The uniqueness and beautifulness of various Papua’s traditional motifs has now been transformed into Papua batik motifs. The various Papuan indigenous motifs are now represented into Papuan batik developed by local craftman. One of the batik artisan is Maria Pulanda, a housewife specializing in the development of traditional Papuan motifs, particularly Sentani’s motifs. To develop traditional batik, Sentani’s motifs in particular, Maria with her fellow artisan established a batik cooperative called KUB Dobonsolo.
Acoording to Maria, batik industry in Papua have developed since decade of 1980s. Unfortunately, the development of batik industry in Papua is considered slow. The slow development can be seen from the volume of production and number of artisan dealing with batik industry that are still very limited.
In Jayapura district, for example, based on the data from Ministry of lndustry and Trade of local goverment, there are currently around 10 Papuan batik craftmen. They produce batik by order only, otherwise, there is no production activities. It is due to many constraints they face, especially the lack of capital, human resource constraints, the limitation of management skills, and also the weak of entrepreneurial abilities.
Actually, the monthly order to Papuan batik with Sentani’s motifs is quite significant in number. The orders usually come from local government, churches, and public. However, the limited production capacity to be the biggest obstacle faced by the batik industry in Papua at this moment. This is true due to the the high turnover rate of craftmen in Papuan batik industry so that the readiness of the craftmen when the order has to be served is questionably. On the other hand, it takes time to traine and produce skillfull craftmen.

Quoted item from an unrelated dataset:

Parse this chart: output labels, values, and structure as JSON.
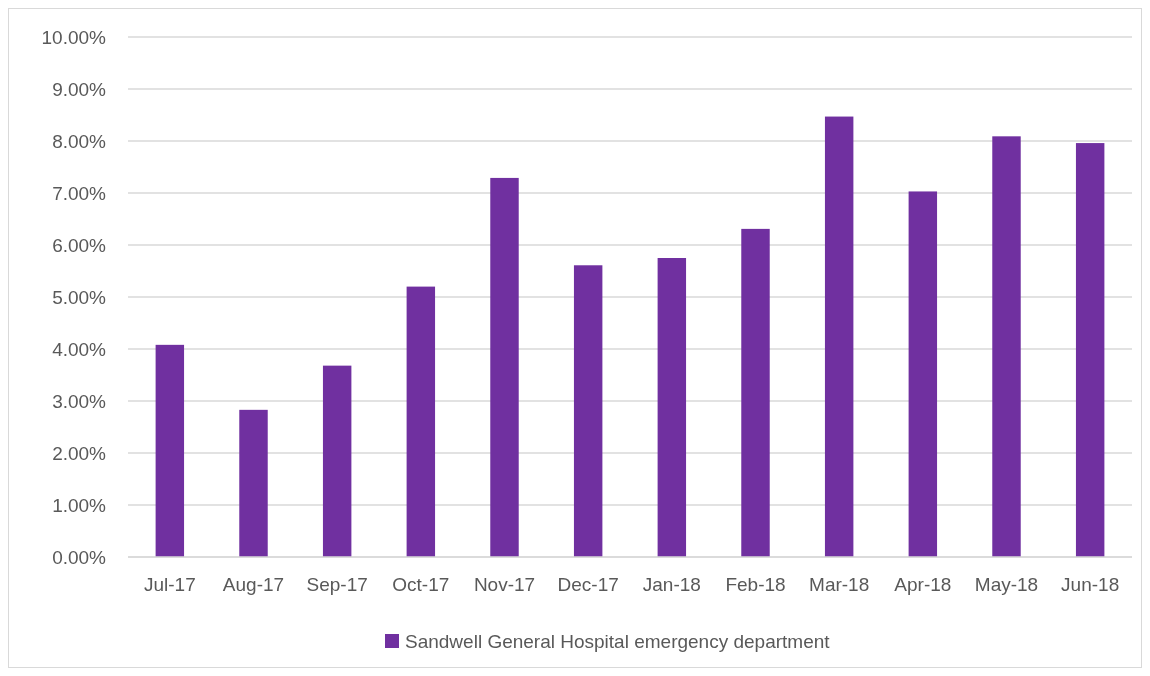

From the demand side, the market opportunity for Papuan batik is widely open. Even, the provincial government of Papua has obligated the employee to use batik clothes two days a week. Unfortunately, the demand can not be met by local batik industry due to the existing various constraints as mentioned before. Finally, to meet the demand, the order are fulfilled by Java printing clothes with Papuan batik motifs.
MAde in indonesia In addition, the batik industry in Papua depends heavily on the supply of raw materials and other supporting materials from Java such as cloth (mori), canting, wax, dyes and others.
In fact, the use of natural dyes is still very limited. The use of natural dyes is not well developed due to market demand that prefers to use synthetic dyes. It is associated with high market demand in Papua batik cloth with bright and striking colors. These kind of collors can not be served by natural dyes which tends to produce soft collors.